In a Nov. 23 University statement announcing the agreement with between Gray Television, Inc., Notre Dame Executive Vice President John Affleck-Graves said student internships at WNDU-TV will continue in the future.
But Rowley said the sale of WNDU-TV greatly influenced her decision to complete an internship at the station now rather than during her senior year.
“I was advised to go ahead and take [the internship] as long as they were still offering it because the future of the station was so uncertain,” she said. “I didn’t even take the prerequisite for the internship – I just jumped right in as long as I still had the chance.”
For FTT professor Karen Heisler, the wedge was driven not last week, but three years ago.
Heisler said she “doubts” the agreement will influence student accessibility to the station since “the only access students currently have to the station is through internships.”
“I don’t think the sale affects students at all,” she said. “What did affect students interested in the television industry – including broadcast journalism – was the move three years ago to eliminate the teaching mission at the station.”
Heisler, who serves as internship coordinator for FTT students interested in working for WNDU-TV, said the administration under former University President Father Theodore Hesburgh saw the station as a teaching tool for a “very long time.”
WNDU-TV provided academic internships and paid part-time jobs for students, and station employees taught hands-on classes each semester, Heisler said.
“When classes were taught in the WNDU building, at least 30 to 40 students came through WNDU’s doors each semester,” she said. “They learned how to operate the station’s cameras and other production equipment, they interacted with the professionals who worked there on a regular basis, and they became comfortable with the working environment of a television station.”
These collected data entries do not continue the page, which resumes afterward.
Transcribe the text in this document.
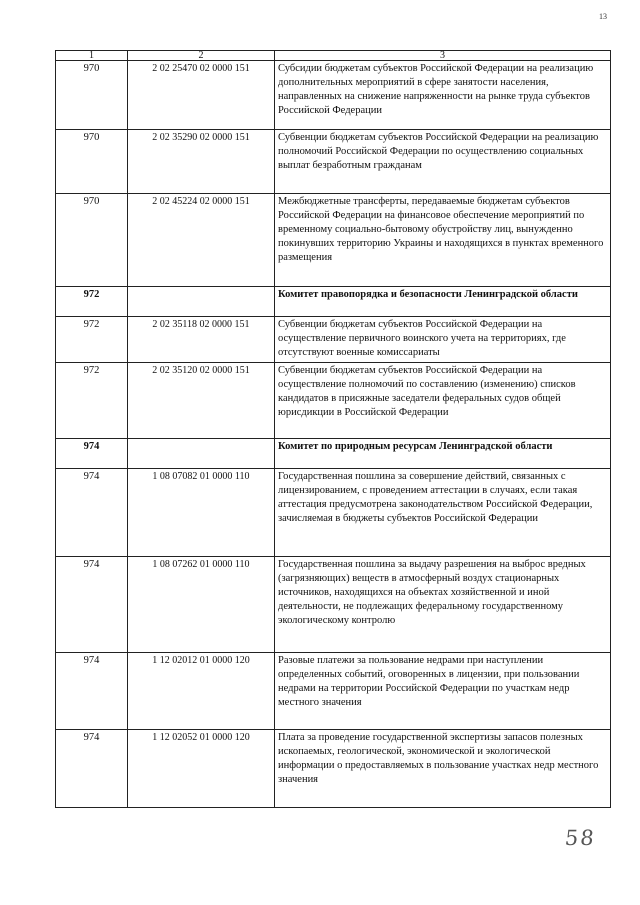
13
1	2	3
970	2 02 25470 02 0000 151	Субсидии бюджетам субъектов Российской Федерации на реализацию дополнительных мероприятий в сфере занятости населения, направленных на снижение напряженности на рынке труда субъектов Российской Федерации
970	2 02 35290 02 0000 151	Субвенции бюджетам субъектов Российской Федерации на реализацию полномочий Российской Федерации по осуществлению социальных выплат безработным гражданам
970	2 02 45224 02 0000 151	Межбюджетные трансферты, передаваемые бюджетам субъектов Российской Федерации на финансовое обеспечение мероприятий по временному социально-бытовому обустройству лиц, вынужденно покинувших территорию Украины и находящихся в пунктах временного размещения
972		Комитет правопорядка и безопасности Ленинградской области
972	2 02 35118 02 0000 151	Субвенции бюджетам субъектов Российской Федерации на осуществление первичного воинского учета на территориях, где отсутствуют военные комиссариаты
972	2 02 35120 02 0000 151	Субвенции бюджетам субъектов Российской Федерации на осуществление полномочий по составлению (изменению) списков кандидатов в присяжные заседатели федеральных судов общей юрисдикции в Российской Федерации
974		Комитет по природным ресурсам Ленинградской области
974	1 08 07082 01 0000 110	Государственная пошлина за совершение действий, связанных с лицензированием, с проведением аттестации в случаях, если такая аттестация предусмотрена законодательством Российской Федерации, зачисляемая в бюджеты субъектов Российской Федерации
974	1 08 07262 01 0000 110	Государственная пошлина за выдачу разрешения на выброс вредных (загрязняющих) веществ в атмосферный воздух стационарных источников, находящихся на объектах хозяйственной и иной деятельности, не подлежащих федеральному государственному экологическому контролю
974	1 12 02012 01 0000 120	Разовые платежи за пользование недрами при наступлении определенных событий, оговоренных в лицензии, при пользовании недрами на территории Российской Федерации по участкам недр местного значения
974	1 12 02052 01 0000 120	Плата за проведение государственной экспертизы запасов полезных ископаемых, геологической, экономической и экологической информации о предоставляемых в пользование участках недр местного значения
58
But the relationship between WNDU-TV and the University began to deteriorate in the late 1990s, Heisler said, when the classroom portion of the station was converted into editing suites.
“WNDU-TV personnel still taught two classes a semester, but in classrooms on campus,” she said. “In one class, students still learned production fundamentals at the station and produced a 15-minute television program as part of the curriculum.”
Heisler said three years ago in 2002, Notre Dame “decided [the station’s] teaching function was no longer essential,” a statement she based on the University’s elimination of two teaching positions.
“The FTT department added the two positions as part-time faculty, but those instructors could no longer use the WNDU-TV facility or its employees to help implement the curriculum,” she said. “Students no longer had access to television production facilities at WNDU.”
Heisler said after 2002, Notre Dame students continued to complete internships at the station, but the relationship between WNDU-TV and the FTT department was not “exclusive.”
“[FTT] no longer ‘placed’ students in internships at WNDU, [and] students had to interview and be accepted by WNDU just as they did at other places of employment,” she said.
Contrary to Heisler’s claim that the shift specifically occurred three years ago, some students interested in broadcast journalism said they have already felt the effects of the recent agreement.
Lisa Goepfrich, a junior who held an internship at WNDU-TV during the summer, said the deal might make getting an internship at the station “more difficult” for students.
Heisler said the number of Notre Dame students interning at the station has dropped “drastically” over the past three years, partially due to the absence of a formal relationship between FTT and WNDU – but this has not deterred most students from other internships.
“Our FTT students participate in internship programs at television stations and networks all across the country,” she said. “I am confident that the new owners will be willing to accept Notre Dame students, as well as students from other colleges and universities, as interns as most other stations in the area are.”
Rowley said she doesn’t doubt that the station will still offer student internships, but thinks the opportunity will likely be less accessible for interested students.
“I heard they will be moving the station off campus, [and] it won’t be available to as many students that way,” she said. “I do not have access to a car, but I have been able to ride my bike to the station each day. If it was off-campus, I would not have been able to apply for this internship.”
A change in location might create “more of a disconnect” between students and WNDU-TV, Rowley said.
Heisler said although it would be “wonderful” if some of the $85 million acquired in the agreement could go towards FTT’s broadcast journalism program, departmental faculty members do a “tremendous job of preparing FTT students … with what [they] have now.”
“We certainly have a ‘wish list’ for what would make our jobs easier, but we’re fully prepared to ‘keep at it’ with the resources that we have,” she said.